Thursday 14 January 2010

You Can't Do Everything For Everybody

One of the crucial rules of marketing is that you're almost certain to fail if your strategy is to take a small slice of a large cake.  The idea sounds so plausible, doesn't it!  We must be able to take 1% and make a decent living for ourselves, mustn't we!  The trouble is it just doesn't work like that.

You might still fail, but you'll have a greater likelihood of success if you change your plans and aim to take a dominant slice of a different cake.

Imagine you've decided to take 1% of the illegal drugs supply into London.  Do you think you'll survive - and I mean that quite literally - your first day?  Will you even still be alive to enjoy your first coffee break?

You need a different strategy.  Either you and 10,000 heavily armed friends can go for 99% of London, or you aim to be the exclusive supplier to one addict.  Either way you have to plan to dominate.

You have to focus on a specific, under-served market niche if you want to be really successful.  Find a niche and carve out a reputation for yourself as the expert in that field.  A common mistake is to develop the niche product before establishing whether the niche market exists, and whether it's buying.

In their book "The 22 Immutable Laws of Marketing", Al Ries and Jack Trout list as their first two laws:
  1. It's better to be first than it is to be better
  2. If you can't be first in a category, set up a new category you can be first in


To find your own niche ideas, start by getting into the habit of writing down your ideas as you have them.  Don't try to filter anything out at this stage.  So, where to look for ideas?
  1. Solve an existing problem
  2. Use freely available, public domain information
  3. Ask your current customers and website visitors
  4. Combine products into new packages
  5. Sell 'own label' products
  6. Improve an existing product
  7. Adapt an existing product for a different market
  8. Exploit today's "must have"
  9. Look at your own hobbies and interests
  10. Combine ideas and improve on them


Expanding on this last point, if you can marry two diverse ideas, 2 plus 2 can often equal 5!  For example:
  • Gutenberg combined a coin stamp with a wine press and invented printing with moveable type
  • Long ago, someone combined two soft metals, iron and tin, and produced a strong alloy, bronze
  • A French chemist launched a hair colouring product but soon branched out into cleansing and beauty products.  The modern name of his company is L'Oréal.

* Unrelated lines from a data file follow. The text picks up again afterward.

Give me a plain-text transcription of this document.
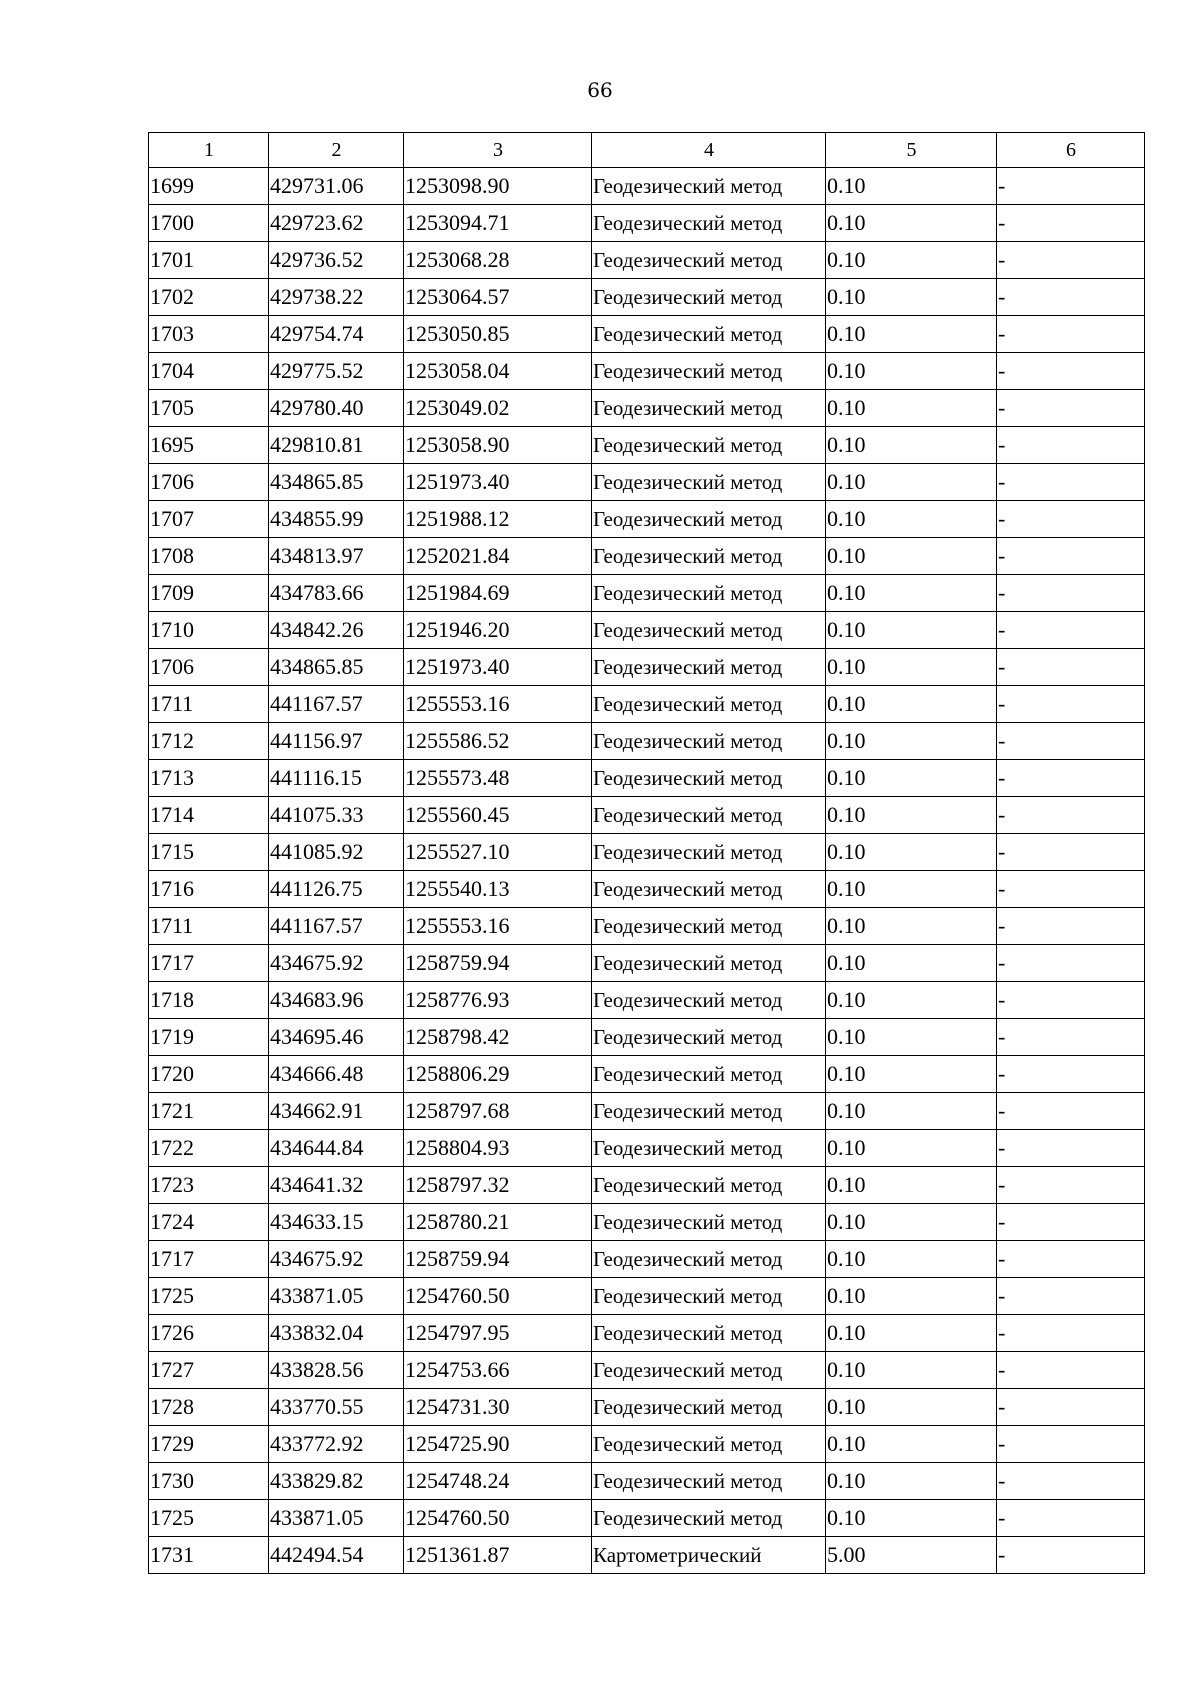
66
1	2	3	4	5	6
1699	429731.06	1253098.90	Геодезический метод	0.10	-
1700	429723.62	1253094.71	Геодезический метод	0.10	-
1701	429736.52	1253068.28	Геодезический метод	0.10	-
1702	429738.22	1253064.57	Геодезический метод	0.10	-
1703	429754.74	1253050.85	Геодезический метод	0.10	-
1704	429775.52	1253058.04	Геодезический метод	0.10	-
1705	429780.40	1253049.02	Геодезический метод	0.10	-
1695	429810.81	1253058.90	Геодезический метод	0.10	-
1706	434865.85	1251973.40	Геодезический метод	0.10	-
1707	434855.99	1251988.12	Геодезический метод	0.10	-
1708	434813.97	1252021.84	Геодезический метод	0.10	-
1709	434783.66	1251984.69	Геодезический метод	0.10	-
1710	434842.26	1251946.20	Геодезический метод	0.10	-
1706	434865.85	1251973.40	Геодезический метод	0.10	-
1711	441167.57	1255553.16	Геодезический метод	0.10	-
1712	441156.97	1255586.52	Геодезический метод	0.10	-
1713	441116.15	1255573.48	Геодезический метод	0.10	-
1714	441075.33	1255560.45	Геодезический метод	0.10	-
1715	441085.92	1255527.10	Геодезический метод	0.10	-
1716	441126.75	1255540.13	Геодезический метод	0.10	-
1711	441167.57	1255553.16	Геодезический метод	0.10	-
1717	434675.92	1258759.94	Геодезический метод	0.10	-
1718	434683.96	1258776.93	Геодезический метод	0.10	-
1719	434695.46	1258798.42	Геодезический метод	0.10	-
1720	434666.48	1258806.29	Геодезический метод	0.10	-
1721	434662.91	1258797.68	Геодезический метод	0.10	-
1722	434644.84	1258804.93	Геодезический метод	0.10	-
1723	434641.32	1258797.32	Геодезический метод	0.10	-
1724	434633.15	1258780.21	Геодезический метод	0.10	-
1717	434675.92	1258759.94	Геодезический метод	0.10	-
1725	433871.05	1254760.50	Геодезический метод	0.10	-
1726	433832.04	1254797.95	Геодезический метод	0.10	-
1727	433828.56	1254753.66	Геодезический метод	0.10	-
1728	433770.55	1254731.30	Геодезический метод	0.10	-
1729	433772.92	1254725.90	Геодезический метод	0.10	-
1730	433829.82	1254748.24	Геодезический метод	0.10	-
1725	433871.05	1254760.50	Геодезический метод	0.10	-
1731	442494.54	1251361.87	Картометрический	5.00	-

You can take an existing product and try to think of ridiculous ways to make it work.  Trevor Bayliss combined the electronics of a radio receiver with the mechanism from a wind-up clock to create the clockwork radio.

You can make unlikely pairings of businesses or people and create the most superb results; an idea particularly used in music:- Stéphane Grapelli and Yehudi Menuhin, Freddie Mercury and Montserrat Caballé, Luciano Pavarotti and U2.  Or in business, the car maker Mercedes Benz and watchmaker Swatch combined to create the Smartcar

You can take two everyday products and create a third which has a whole new market:- A trolley and a dustbin make a wheelie bin; a copier and a telephone make a fax machine.

It isn't always easy to create a new category.  In the field of human endeavour, we're all different, so you'd think that would be simple, but after a while it starts to get ridiculous.  I can't imagine the Guiness Book of Records having a category for the first left-handed pilot with red hair to fly solo across the Atlantic!

The irony is that when someone else finds a new niche, we all say, "Why didn't I think of that?"